Ricketts had two hitting coaches in her time playing with the Sooners: Howard Dobson, who is now at LSU, and Tripp MacKay, the head coach at Kennesaw State. The two of them had an enormous impact on Ricketts’ approach to teaching hitting.

Dobson emphasized the individual. He focused on what worked for each unique hitter, what felt right and made them comfortable. He spent time getting to know his hitters and his relational approach can still be seen in the way Ricketts approaches her players today.
MacKay had a background in giving lessons and his focus was on the mechanics and physics behind the swing.

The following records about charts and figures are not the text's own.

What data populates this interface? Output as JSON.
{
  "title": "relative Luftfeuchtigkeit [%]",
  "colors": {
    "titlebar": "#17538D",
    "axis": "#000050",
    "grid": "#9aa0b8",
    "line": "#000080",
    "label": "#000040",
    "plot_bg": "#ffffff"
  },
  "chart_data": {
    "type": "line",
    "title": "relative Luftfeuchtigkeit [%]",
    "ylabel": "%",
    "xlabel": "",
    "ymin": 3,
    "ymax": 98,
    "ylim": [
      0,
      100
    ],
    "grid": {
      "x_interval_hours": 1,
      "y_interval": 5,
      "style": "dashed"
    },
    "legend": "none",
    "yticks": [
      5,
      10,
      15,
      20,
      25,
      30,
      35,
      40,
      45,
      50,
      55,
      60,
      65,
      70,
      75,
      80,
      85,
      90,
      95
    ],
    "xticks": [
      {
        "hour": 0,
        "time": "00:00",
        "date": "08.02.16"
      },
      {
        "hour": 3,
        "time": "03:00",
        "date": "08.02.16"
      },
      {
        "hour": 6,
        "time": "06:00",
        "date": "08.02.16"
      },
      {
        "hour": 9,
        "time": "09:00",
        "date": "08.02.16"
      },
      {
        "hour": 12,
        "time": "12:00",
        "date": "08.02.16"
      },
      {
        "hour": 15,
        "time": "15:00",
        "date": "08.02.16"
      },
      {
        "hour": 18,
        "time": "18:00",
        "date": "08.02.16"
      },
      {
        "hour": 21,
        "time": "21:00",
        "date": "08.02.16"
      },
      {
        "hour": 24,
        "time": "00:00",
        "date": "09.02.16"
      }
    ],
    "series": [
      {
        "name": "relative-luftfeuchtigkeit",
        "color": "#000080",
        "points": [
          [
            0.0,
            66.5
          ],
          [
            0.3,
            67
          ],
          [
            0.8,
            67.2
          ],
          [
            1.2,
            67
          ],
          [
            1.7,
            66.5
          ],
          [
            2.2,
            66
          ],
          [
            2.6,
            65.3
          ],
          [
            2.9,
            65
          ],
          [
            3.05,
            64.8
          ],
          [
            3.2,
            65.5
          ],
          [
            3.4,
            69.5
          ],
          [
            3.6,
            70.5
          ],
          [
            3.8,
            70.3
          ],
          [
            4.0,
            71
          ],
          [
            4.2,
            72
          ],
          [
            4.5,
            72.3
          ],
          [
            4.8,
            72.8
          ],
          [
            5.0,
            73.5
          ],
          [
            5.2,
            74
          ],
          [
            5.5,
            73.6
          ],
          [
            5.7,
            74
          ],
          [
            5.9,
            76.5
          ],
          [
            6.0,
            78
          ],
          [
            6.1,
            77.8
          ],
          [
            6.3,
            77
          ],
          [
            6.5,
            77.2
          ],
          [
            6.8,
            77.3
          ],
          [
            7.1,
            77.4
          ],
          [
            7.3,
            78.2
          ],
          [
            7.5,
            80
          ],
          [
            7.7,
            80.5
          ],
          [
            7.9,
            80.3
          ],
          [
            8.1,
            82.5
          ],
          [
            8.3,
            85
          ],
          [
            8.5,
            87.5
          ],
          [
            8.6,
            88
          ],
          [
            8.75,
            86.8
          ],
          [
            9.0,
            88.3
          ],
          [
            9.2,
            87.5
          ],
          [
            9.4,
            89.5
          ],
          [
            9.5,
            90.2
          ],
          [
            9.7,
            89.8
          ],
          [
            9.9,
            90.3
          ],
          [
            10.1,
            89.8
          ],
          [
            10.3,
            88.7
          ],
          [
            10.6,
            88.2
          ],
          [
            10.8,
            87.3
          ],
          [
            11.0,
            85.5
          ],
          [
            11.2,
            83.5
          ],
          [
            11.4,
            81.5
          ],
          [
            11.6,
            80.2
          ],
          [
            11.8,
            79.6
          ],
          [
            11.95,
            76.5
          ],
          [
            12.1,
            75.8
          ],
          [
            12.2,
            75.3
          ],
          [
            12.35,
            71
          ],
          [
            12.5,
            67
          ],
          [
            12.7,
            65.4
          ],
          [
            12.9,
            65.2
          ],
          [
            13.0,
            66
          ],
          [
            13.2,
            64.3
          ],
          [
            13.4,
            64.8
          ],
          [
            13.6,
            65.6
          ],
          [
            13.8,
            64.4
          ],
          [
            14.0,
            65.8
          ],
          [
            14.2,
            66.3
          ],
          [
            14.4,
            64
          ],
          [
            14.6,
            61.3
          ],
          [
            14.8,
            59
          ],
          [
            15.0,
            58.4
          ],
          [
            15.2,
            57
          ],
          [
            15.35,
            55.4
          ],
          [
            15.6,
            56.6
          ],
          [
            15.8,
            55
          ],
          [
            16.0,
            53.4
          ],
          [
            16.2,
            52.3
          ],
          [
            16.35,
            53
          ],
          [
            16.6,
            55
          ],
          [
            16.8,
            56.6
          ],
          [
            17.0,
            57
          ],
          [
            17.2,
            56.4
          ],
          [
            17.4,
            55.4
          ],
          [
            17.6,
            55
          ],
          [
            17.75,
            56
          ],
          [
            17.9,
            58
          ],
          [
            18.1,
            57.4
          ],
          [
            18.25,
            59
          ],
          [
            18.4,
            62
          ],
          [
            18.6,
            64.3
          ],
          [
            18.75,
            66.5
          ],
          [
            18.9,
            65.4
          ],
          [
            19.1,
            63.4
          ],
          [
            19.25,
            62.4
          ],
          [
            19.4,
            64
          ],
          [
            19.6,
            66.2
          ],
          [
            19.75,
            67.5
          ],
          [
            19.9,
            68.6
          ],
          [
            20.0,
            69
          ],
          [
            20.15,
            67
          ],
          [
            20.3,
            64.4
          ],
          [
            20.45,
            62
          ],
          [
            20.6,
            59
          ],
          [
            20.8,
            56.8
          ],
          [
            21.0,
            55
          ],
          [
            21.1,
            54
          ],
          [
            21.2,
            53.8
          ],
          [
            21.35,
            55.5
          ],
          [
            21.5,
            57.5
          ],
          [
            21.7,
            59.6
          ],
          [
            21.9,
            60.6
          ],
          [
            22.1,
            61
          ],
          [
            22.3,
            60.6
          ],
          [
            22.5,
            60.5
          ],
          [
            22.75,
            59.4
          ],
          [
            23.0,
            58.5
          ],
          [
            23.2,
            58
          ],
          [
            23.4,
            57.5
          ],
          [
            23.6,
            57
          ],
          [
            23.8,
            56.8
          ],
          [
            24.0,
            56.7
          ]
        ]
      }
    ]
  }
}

“Coach MacKay and I probably butted heads a little bit more when he got there,” Ricketts said. “I’d been an All-American, and he came in and said, ‘You’re swinging wrong. We’re going to change your swing.’ And I said no, or maybe why.”
Ricketts never made the changes he’d asked for during her Sooner career, but two years after he arrived in Norman he walked into the batting cages to find a surprise. There was Ricketts getting in a last workout before heading back to Akron and the NPF.
“You do it now!” he said, somewhat exasperated that she had finally chosen to listen.
“I finally got it. I finally started to understand what he was talking about and the why behind the swing mechanics and how it worked and applied to every swing,” she remembered. “It took that long and that maturing process and I think listening to him constantly teach for me to understand how it would benefit.”
The 2010 campaign saw Ricketts play in 46 games. She hit four home runs in her final professional season before a three-game postseason run.

Once Akron was eliminated, Ricketts knew it was time to move on.
“I enjoyed it, but I think after two years I was ready to find a coaching job,” she said. “I knew it wasn’t something I wanted to continue to do. It just didn’t really fit with what my goals were to continue playing after two years.”
She returned to Norman for her second season as a graduate assistant and began to focus on finding a coaching job. The next summer while working camps at Oklahoma, she saw an assistant coach position open at Wichita State. After mentioning the job to Gasso, her former head coach made a phone call to newly-hired Shockers head coach Kristi Bredbenner.
By the end of June, Ricketts had landed her “big girl job” and was on the road for her first recruiting trip.